To stay up on every aspect of mediation, I recently read an article published in the Pace Law Review entitled – Mediation and Millennials:  A Generational Shift in Dispute System Preferences, 39 Pace L. Rev 645 (2019).   

Written by two highly academic and educated Millennial JD’s that probably haven’t practiced in the real world a single day, they posit (admittedly without any research directly on point) that Millennials are less inclined to engage in litigation and strongly prefer to resolve their disputes in a more collaborative process such as mediation.   

In the end, I found myself conducting additional research to try to validate some of their hypotheses, but unable to draw the conclusion that Millennials are likely to eschew litigation to resolve a dispute if they’ve been wronged any more than us Gen-Xers.   

At the same time, there is something eerie about the article and my separate research.  We all know intuitively that each progressing generation is different.  Gen-X talks about how they differ from their parent Baby Boomers.  Millennials definitely talk about how they are different than Boomers.   

This must translate in some way to the generational attitudes about disputes and how to resolve them.  That must translate to at least some differences in the approach to litigation.  The question is whether there is any way to really quantify those differences with something other than feel.   

In any event, in digestible bullet format, this is what the authors hypothesize (followed by some unresearched information from my foray onto Google): 

  • Millennials Are More Likely to Choose Mediation to Resolve Disputes:  Based on the authors anecdotal experiences teaching Millennials about dispute resolution as professors, they observe (in an educational setting), Millennials were willing to compromise their own personal economic position to achieve resolution through a collaborative process.  The challenge I have with this is that these anecdotes revolve around role-play exercises in ADR class exercises.  What would these folks be like when they lost their job and blame a discriminatory former employer for forcing them into a compromised financial position?  Maybe they would really still prefer mediation, but I have to wonder. 
  • Millennials Recoil at the “Straight-Jacketed” Process Litigation Creates:  These were strong words chosen by the authors of the article.  Based on their experiences, Millennials prefer mediation’s lack of judgment and resolution of disputes by dialogue between the parties.  Were it so nice.  I can’t recall the last mediation I handled in which there was a lack of judgment or real genuine dialogue between the parties.   

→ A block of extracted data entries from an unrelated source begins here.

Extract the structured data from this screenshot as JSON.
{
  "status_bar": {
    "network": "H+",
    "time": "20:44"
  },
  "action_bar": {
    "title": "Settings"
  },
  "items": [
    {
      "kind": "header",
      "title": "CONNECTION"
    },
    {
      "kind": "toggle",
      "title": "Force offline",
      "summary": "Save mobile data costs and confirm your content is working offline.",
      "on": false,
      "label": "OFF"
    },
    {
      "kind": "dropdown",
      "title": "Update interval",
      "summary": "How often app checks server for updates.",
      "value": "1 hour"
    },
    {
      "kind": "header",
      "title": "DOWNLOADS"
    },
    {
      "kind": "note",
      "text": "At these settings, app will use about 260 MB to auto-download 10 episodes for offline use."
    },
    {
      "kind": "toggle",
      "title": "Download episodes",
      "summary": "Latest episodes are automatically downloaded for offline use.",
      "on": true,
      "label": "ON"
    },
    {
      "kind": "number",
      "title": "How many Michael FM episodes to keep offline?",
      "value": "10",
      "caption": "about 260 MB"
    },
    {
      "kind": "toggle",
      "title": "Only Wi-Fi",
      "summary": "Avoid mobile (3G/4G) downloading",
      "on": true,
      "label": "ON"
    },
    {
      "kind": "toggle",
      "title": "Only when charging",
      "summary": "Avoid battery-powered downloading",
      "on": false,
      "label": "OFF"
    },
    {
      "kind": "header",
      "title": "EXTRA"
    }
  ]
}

Interestingly, when I spent time looking generally on the internet, I was able to better put a finger on the intangible feelings I have heard expressed that Millennials are indeed different:  

  • Many Millennials Were Raised With Greater Input:  Not having raised a Millennial, I don’t know, but the Google results seem to suggest that Millennial parents gave them more input about everything – what to eat, where to go on vacation, how they want to dress, than prior generations.  The sense I get from comments on the internet is that prior generations feel this has made Millennials more “entitled” and more likely to see themselves as “equals” with their superiors – in school and in work.  Hence, they are more likely to question authority exercised over them. 
  • Many Millennials are Confrontation Averse:  Yet, in at least some contrast to the idea of questioning authority, the internet labels Millennials as adverse to confrontation – preferring to text rather than have an awkward conversation.  When confronted, there are stories everywhere of Millennials allegedly breaking into tears.   
  • Millennials are Looking for Purpose:  This theory, unlike the other internet “truths” discussed here, appears to be supported by survey evidence.  A significant majority of Millennials believe the purpose of businesses should be improving society rather than generating profit.  An overwhelming majority of Millennials want to use their skills to benefit a cause.  Does this mean they would be more likely to hold on to a fight against someone they saw as a cause? 
  • Millennials are Addicted to Faster Results:  The idea of instant gratification has been around for a long time.  I can remember my parents complaining I expected instant gratification.  The pace of society and computers and commerce have increased since I was a kid.  Perhaps this is why Millennials are often accused of expecting everything to happen right away – promotions, riches, etc.   Maybe, however, it is just older generations looking at younger generations with a hint of nostalgia that they are different.  It has been suggested, then that Millennials will not have the patience for the time it takes to litigate a case and press for a quicker solution.  Whether that is mediating and resolving the case early or not remains to be seen. 
  • Many Millennials Face Financial Uncertainty and Receive Greater Support:  The internet seems to suggest that wages have not kept apace with expenses.  And, while I believe this is accurate, I haven’t spent any time to be able to speak authoritatively.  As a result, one Millennial commented that 30 is the new 18 . . . when developing financial independence from her parents.  This continuing connection has given Millennials (whose parents could afford it) a greater level of comfort and convenience when they might otherwise struggle to pay for a home and student loans.  Additionally, it might account for the perceived ease with which Millennials are willing to leave a position they find unsatisfactory.   

In the end, whether these ideas will produce less litigation is open to debate.   While the alleged conflict aversion of Millennials – if real – could produce less willingness to litigate, the alleged greater perceived equality with superiors, devotion to causes and financial comfort seems more likely to produce disputes that could end up in litigation.